Probiotics will undergo a complex series of physical and chemical changes while they go through the gastrointestinal tracts after ingestion. The maintenance of probiotics viability throughout the gastrointestinal tract is one of the major issues in food industry (Burgain et al., 2015). In this study, the viability of free and encapsulated LGG in MPDS during in vitro digestion were evaluated in simulated gastric- and intestinal juice (Figs. 6 and 7). During incubation in SGJ for 120 min, the viability of free LGG was gradually decreased from 8.96 to 5.61 Log CFU/mL indicating that the highly acidic condition of stomach negatively affected the viability of LGG. In Fig. 6, the encapsulation of LGG in MPDS resulted in a significant increase in the viability of LGG during incubation in SGJ. It was found that more LGG were survived when they were encapsulated in MPDS manufactured with higher reaction temperature (Fig. 6A) and longer holding time (Fig. 6B). As we described earlier, an increase in reaction temperature and holding time could lead to the formation of denser protein gel network, which could protect LGG more efficiently against the highly acidic condition of SGJ (Heidehach et al., 2012).
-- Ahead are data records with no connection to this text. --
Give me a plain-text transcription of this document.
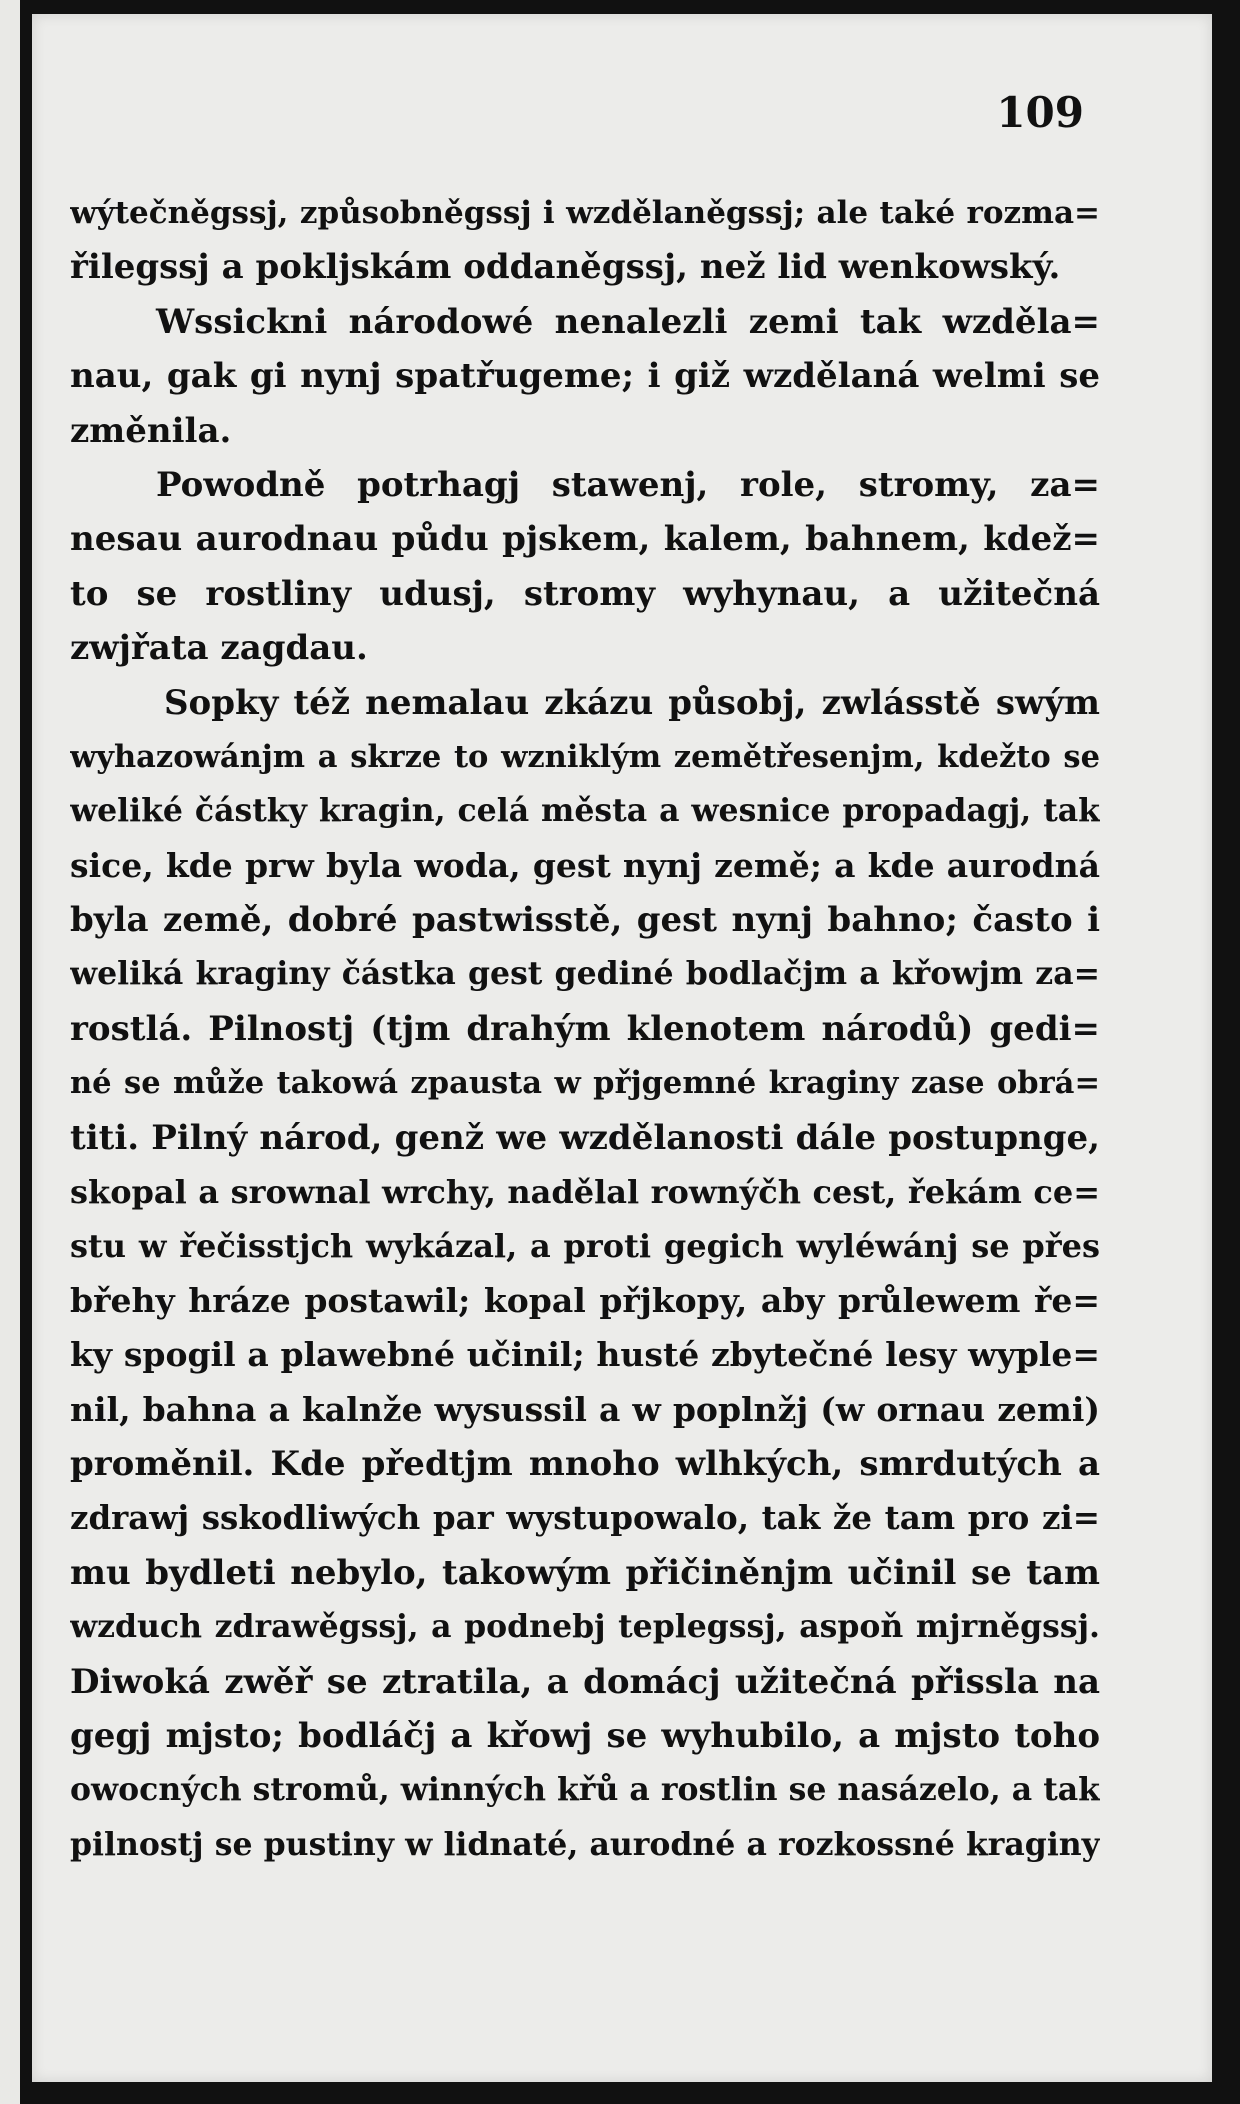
109
wýtečněgssj, způsobněgssj i wzdělaněgssj; ale také rozma=
řilegssj a pokljskám oddaněgssj, než lid wenkowský.
Wssickni národowé nenalezli zemi tak wzděla=
nau, gak gi nynj spatřugeme; i giž wzdělaná welmi se
změnila.
Powodně potrhagj stawenj, role, stromy, za=
nesau aurodnau půdu pjskem, kalem, bahnem, kdež=
to se rostliny udusj, stromy wyhynau, a užitečná
zwjřata zagdau.
Sopky též nemalau zkázu působj, zwlásstě swým
wyhazowánjm a skrze to wzniklým zemětřesenjm, kdežto se
weliké částky kragin, celá města a wesnice propadagj, tak
sice, kde prw byla woda, gest nynj země; a kde aurodná
byla země, dobré pastwisstě, gest nynj bahno; často i
weliká kraginy částka gest gediné bodlačjm a křowjm za=
rostlá. Pilnostj (tjm drahým klenotem národů) gedi=
né se může takowá zpausta w přjgemné kraginy zase obrá=
titi. Pilný národ, genž we wzdělanosti dále postupnge,
skopal a srownal wrchy, nadělal rownýčh cest, řekám ce=
stu w řečisstjch wykázal, a proti gegich wyléwánj se přes
břehy hráze postawil; kopal přjkopy, aby průlewem ře=
ky spogil a plawebné učinil; husté zbytečné lesy wyple=
nil, bahna a kalnže wysussil a w poplnžj (w ornau zemi)
proměnil. Kde předtjm mnoho wlhkých, smrdutých a
zdrawj sskodliwých par wystupowalo, tak že tam pro zi=
mu bydleti nebylo, takowým přičiněnjm učinil se tam
wzduch zdrawěgssj, a podnebj teplegssj, aspoň mjrněgssj.
Diwoká zwěř se ztratila, a domácj užitečná přissla na
gegj mjsto; bodláčj a křowj se wyhubilo, a mjsto toho
owocných stromů, winných křů a rostlin se nasázelo, a tak
pilnostj se pustiny w lidnaté, aurodné a rozkossné kraginy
The viability of free and encapsulated LGG in MPDS during incubation in SIJ was shown in Fig. 7. There were no significant effects on the viability of free and encapsulated LGG in MPDS indicating that LGG could survive well in intestinal condition.
It can be concluded that MPDS was successfully manufactured using chymosin-induced gelation at various reaction temperatures from 25°C to 40°C and holding times from 5 to 30 min. Reaction temperature and holding time were the key parameters that affected the morphological and physicochemical properties, such as particle size and span value, of MPDS. It was found that the EE of LGG in MPDS was enhanced as reaction temperature and holding time were increased. The use of MPDS can protect and maintain the viability of LGG during pasteurization and in vitro digestion under stomach condition. Overall, it was valuable to develope probiotic delivery sytem, MPDS, using chymosin-induced gelation method, which is low temperature treatment for food application. Further studues are needed to investigate the effect of MPDS encapsulation on the viability of probiotics during storage in various foods.